Campinas passou a ser sua nova casa frente aos desafios de sua trajetória acadêmica. Mas você ficaria surpreso se soubesse que o preconceito tirou Nancy de sua primeira opção? “Sempre gostei muito de Matemática, sempre fui bem e essa era a matéria em que me saí melhor durante todo o Ensino Fundamental. No Ensino Médio, fiz colégio técnico em Edificações e queria ser Engenheira Civil. Porém, na época, se dizia que Engenharia Civil não era carreira para mulher e eu resolvi fazer Computação que era a grande moda na época. Não passei no vestibular, passei para Estatística e resolvi seguir essa carreira”, conta.
MULHERES NO TOPO
Após completar sua especialização no exterior, Nancy retornou ao Brasil em 1993 para atuar de forma efetiva na Unicamp. Através do conhecimento no doutorado, a professora trabalha com Probabilidade, e também na área de inferência para Processos Estocásticos e Análise de Dados Funcionais. Olhando para trás, ela admite que a maioria de suas inspirações em todos os processos educacionais foram homens, por isso a nova realidade da ABC é importantíssima para as meninas que sonham com a carreira na Matemática.

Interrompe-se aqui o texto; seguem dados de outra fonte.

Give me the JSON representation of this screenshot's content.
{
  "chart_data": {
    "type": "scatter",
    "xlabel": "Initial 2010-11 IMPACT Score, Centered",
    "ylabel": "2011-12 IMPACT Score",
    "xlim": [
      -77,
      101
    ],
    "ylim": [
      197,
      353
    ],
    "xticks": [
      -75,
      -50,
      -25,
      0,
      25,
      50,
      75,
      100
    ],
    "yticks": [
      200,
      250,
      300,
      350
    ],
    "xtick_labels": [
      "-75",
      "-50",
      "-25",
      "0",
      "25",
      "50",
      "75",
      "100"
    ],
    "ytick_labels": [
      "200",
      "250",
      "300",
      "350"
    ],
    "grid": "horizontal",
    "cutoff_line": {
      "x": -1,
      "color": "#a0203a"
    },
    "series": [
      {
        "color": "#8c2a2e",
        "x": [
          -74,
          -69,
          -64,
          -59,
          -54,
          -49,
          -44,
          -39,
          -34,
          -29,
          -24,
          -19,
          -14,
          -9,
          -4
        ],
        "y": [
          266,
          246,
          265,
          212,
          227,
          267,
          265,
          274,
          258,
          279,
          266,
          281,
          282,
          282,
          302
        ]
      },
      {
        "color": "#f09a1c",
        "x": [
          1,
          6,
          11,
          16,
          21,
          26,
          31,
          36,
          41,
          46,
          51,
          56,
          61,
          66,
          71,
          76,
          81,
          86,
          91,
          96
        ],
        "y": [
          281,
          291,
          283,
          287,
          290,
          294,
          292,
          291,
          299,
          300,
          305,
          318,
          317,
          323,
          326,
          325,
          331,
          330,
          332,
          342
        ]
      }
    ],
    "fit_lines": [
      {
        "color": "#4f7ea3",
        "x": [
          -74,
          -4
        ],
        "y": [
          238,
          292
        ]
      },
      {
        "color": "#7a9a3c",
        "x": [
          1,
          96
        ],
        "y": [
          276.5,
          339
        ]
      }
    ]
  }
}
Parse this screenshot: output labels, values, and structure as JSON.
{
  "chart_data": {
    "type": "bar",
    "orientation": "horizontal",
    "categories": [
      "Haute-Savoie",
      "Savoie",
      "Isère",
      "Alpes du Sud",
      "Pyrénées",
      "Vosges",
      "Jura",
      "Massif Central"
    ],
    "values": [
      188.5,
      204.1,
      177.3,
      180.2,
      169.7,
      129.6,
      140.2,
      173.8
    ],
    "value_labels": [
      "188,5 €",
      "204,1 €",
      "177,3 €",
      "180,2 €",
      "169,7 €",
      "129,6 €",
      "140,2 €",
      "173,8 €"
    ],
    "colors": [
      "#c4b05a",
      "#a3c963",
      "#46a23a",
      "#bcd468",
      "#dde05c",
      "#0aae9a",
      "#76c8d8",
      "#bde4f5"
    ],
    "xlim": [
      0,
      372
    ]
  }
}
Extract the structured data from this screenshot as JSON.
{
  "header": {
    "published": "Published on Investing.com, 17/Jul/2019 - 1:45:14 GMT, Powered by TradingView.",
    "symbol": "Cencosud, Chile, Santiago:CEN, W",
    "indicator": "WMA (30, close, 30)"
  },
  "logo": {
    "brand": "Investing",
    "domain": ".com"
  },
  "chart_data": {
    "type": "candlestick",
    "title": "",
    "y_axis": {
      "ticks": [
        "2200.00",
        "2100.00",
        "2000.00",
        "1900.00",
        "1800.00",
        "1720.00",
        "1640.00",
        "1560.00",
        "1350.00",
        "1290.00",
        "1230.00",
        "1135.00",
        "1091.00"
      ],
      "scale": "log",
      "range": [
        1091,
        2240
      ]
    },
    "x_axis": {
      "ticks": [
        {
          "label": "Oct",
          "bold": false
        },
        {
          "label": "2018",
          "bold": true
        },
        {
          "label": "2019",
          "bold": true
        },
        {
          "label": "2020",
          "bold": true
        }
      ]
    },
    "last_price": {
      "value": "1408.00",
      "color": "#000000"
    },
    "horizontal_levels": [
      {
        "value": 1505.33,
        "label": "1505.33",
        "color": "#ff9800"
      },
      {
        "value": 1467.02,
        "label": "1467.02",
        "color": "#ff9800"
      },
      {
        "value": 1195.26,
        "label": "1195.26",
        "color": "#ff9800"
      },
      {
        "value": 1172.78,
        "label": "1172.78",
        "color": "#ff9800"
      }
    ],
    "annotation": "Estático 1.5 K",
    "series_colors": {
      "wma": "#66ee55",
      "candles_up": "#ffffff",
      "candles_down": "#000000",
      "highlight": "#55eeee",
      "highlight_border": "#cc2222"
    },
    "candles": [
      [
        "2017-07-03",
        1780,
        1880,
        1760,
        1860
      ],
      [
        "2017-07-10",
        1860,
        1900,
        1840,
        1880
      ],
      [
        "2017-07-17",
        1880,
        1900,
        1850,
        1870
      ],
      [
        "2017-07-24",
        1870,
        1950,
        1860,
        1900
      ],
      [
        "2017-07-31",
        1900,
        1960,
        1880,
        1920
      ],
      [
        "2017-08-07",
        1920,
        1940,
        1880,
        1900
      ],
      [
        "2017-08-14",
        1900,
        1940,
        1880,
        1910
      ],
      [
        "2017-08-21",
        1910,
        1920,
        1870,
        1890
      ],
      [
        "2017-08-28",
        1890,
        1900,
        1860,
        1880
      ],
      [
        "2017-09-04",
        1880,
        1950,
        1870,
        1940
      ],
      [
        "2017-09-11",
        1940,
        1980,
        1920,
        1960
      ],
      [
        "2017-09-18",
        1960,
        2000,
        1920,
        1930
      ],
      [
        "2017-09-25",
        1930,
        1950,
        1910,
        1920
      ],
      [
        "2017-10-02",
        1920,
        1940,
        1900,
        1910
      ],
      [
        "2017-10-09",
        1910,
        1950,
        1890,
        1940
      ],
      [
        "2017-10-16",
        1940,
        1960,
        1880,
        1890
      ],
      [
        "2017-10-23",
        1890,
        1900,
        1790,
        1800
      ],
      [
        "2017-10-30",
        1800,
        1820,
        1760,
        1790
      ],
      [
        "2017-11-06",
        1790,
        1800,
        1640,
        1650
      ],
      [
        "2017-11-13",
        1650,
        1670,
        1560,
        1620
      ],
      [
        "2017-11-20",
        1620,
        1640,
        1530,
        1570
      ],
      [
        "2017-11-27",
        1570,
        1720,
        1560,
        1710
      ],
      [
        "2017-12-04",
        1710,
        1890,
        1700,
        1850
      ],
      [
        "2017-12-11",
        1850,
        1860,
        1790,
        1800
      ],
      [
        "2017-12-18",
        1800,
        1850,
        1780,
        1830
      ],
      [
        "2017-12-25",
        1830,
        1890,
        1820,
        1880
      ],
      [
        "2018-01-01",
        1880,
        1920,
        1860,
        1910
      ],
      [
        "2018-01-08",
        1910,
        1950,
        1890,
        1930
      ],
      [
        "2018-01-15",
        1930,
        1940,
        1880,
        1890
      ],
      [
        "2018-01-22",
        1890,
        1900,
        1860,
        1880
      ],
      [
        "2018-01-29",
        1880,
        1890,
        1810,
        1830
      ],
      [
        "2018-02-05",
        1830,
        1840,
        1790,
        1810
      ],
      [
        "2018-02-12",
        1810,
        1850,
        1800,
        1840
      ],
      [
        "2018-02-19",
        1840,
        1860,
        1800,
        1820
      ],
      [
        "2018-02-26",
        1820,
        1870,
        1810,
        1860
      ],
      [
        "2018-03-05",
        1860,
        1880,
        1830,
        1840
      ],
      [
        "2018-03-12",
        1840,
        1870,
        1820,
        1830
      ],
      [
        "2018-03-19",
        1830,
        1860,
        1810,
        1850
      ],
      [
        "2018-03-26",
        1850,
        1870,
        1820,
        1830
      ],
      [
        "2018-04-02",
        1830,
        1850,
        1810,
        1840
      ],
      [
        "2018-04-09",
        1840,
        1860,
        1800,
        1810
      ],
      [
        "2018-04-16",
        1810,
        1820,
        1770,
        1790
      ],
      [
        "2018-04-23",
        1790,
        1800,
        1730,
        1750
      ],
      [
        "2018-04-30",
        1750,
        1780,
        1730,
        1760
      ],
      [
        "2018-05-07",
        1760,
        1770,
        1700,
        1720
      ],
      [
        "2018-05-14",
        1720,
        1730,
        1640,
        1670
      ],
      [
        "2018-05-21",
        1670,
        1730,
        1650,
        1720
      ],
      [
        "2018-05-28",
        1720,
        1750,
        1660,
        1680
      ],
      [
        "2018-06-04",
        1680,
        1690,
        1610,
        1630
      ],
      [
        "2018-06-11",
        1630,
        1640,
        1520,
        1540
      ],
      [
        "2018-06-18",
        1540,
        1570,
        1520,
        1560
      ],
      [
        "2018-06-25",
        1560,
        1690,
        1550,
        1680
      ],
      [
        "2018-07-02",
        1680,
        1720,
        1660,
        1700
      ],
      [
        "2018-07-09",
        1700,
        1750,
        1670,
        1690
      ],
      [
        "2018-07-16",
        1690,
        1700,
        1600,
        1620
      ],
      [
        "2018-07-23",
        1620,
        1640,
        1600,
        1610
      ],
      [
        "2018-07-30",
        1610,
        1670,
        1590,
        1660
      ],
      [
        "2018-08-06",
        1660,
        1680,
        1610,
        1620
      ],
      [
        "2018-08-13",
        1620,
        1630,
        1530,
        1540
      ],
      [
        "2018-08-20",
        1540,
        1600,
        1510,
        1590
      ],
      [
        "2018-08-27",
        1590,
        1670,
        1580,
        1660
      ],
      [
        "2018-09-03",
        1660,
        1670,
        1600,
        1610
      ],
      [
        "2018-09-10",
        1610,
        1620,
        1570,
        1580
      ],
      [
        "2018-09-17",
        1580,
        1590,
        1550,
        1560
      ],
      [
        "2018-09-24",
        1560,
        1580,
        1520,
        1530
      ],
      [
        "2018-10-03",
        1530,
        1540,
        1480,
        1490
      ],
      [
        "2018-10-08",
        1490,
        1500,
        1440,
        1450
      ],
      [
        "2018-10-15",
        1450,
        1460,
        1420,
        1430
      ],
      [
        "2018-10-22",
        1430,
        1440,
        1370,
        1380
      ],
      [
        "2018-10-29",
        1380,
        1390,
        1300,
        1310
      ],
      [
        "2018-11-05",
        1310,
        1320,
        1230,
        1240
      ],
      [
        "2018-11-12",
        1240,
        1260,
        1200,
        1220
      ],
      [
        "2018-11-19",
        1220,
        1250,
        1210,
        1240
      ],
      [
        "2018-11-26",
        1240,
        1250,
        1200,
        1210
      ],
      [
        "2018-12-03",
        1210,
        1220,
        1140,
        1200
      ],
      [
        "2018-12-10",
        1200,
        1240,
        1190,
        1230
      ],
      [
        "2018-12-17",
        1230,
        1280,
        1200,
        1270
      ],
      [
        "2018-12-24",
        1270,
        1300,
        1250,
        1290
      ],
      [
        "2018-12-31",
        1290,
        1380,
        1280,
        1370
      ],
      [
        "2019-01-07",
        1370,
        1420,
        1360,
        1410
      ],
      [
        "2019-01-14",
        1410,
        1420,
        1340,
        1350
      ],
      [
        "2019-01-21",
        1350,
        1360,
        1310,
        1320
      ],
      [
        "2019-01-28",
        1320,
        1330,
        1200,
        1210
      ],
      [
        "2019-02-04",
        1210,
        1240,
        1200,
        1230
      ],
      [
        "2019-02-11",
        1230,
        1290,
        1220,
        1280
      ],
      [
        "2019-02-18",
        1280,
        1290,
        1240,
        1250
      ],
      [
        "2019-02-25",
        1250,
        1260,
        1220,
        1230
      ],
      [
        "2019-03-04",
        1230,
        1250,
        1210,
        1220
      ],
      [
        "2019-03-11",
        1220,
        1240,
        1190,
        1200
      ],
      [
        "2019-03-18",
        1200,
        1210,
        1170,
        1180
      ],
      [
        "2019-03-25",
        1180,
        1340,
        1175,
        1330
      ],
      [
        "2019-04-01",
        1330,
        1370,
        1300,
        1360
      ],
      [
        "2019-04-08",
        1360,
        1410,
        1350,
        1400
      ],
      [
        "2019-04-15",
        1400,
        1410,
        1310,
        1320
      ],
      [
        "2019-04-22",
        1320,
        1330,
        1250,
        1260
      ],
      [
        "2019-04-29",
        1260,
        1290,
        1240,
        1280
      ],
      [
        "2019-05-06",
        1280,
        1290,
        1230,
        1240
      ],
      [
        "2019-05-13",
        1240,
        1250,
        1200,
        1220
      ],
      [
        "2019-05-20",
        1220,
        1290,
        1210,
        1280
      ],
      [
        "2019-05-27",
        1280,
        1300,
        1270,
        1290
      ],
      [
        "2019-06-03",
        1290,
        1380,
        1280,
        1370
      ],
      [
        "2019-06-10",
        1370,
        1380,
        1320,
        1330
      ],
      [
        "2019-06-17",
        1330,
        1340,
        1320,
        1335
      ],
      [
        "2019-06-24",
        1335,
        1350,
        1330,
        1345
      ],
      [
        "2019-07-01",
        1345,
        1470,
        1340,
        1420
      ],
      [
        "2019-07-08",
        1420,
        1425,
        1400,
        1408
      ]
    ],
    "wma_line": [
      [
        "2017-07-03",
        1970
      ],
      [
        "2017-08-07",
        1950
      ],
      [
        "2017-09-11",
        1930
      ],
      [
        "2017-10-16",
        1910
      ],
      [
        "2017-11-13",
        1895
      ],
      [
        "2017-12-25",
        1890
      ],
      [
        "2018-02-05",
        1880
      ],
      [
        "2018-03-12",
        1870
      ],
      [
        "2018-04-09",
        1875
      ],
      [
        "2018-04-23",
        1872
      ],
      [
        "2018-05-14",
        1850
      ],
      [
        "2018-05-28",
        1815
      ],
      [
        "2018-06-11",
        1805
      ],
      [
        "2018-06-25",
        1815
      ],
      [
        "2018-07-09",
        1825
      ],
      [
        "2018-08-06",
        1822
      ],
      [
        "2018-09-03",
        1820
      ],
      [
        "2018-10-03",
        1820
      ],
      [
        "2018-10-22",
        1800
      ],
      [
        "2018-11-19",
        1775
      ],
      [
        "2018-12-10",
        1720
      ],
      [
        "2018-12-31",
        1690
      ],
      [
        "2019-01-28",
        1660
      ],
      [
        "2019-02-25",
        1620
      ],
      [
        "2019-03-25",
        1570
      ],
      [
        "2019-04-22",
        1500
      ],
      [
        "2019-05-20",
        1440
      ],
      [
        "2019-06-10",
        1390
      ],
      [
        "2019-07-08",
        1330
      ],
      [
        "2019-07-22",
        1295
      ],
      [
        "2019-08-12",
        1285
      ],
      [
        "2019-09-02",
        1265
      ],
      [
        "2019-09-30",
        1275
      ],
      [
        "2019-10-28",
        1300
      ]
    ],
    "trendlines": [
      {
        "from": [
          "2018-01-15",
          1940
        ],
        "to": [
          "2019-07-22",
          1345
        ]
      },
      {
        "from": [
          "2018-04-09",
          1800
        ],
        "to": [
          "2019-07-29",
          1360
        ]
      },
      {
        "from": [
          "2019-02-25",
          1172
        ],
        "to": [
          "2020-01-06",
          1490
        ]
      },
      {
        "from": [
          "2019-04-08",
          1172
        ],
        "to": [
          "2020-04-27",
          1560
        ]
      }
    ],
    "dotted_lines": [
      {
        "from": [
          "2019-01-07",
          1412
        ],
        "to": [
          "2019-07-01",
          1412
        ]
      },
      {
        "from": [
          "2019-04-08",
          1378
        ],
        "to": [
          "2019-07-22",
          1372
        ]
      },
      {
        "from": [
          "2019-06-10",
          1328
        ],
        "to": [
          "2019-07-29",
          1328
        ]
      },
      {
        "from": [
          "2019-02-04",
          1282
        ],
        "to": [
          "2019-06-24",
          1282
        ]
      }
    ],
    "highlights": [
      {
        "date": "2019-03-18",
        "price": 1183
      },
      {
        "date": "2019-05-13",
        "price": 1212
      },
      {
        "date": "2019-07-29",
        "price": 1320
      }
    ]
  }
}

“Minhas referências quase todas eram masculinas desde a graduação, então acho muito importante que existam mulheres ativas que possam servir de exemplo de que ‘lugar de mulher é onde ela quiser’. É possível galgar todos os passos na carreira, no meu caso, na academia. Tivemos muitas conquistas nos últimos anos em termos de equidade de gênero, entretanto, ainda temos muito para alcançar, por exemplo, dentre os alunos de pós-graduação em Matemática/Probabilidade e Estatística, as mulheres são apenas 25%. Porém esta proporção diminui conforme se galgam os cargos mais altos da carreira. Esta conquista como membro da ABC é um mais passo nessa direção”, opina a pró-reitora de Pós-Graduação da Unicamp do período de 2018-2021 e coordenadora da área na Coordenação de Aperfeiçoamento de Pessoal de Nível Superior (CAPES).
LEGADO
Até hoje, Nancy publicou mais de 60 artigos científicos, alguns com elevada repercussão na comunidade internacional. Além disso, sua contribuição para os estudantes a fazer orientar mais de 35 trabalhos de Iniciação Científica, Mestrado e Doutorado. E para as novas gerações de matemáticos: qual o conselho da paulistana, que, agora como integrante permanente da ABC, ultrapassa mais uma barreira de respeito dentro da área?
“A Matemática é a linguagem do mundo. A área de Matemática é ampla, vai desde subáreas muito teóricas como Álgebra até subáreas muito aplicadas como Estatística e a tão badalada Ciência de Dados. Há campo de trabalho que vai desde universidades e núcleos de pesquisa, até indústria, mercado financeiro e análises forenses. Estudar Matemática amplia o horizonte, os matemáticos conseguem pensar de modo abstrato e ver conexões que outros não conseguem enxergar”, indica Nancy.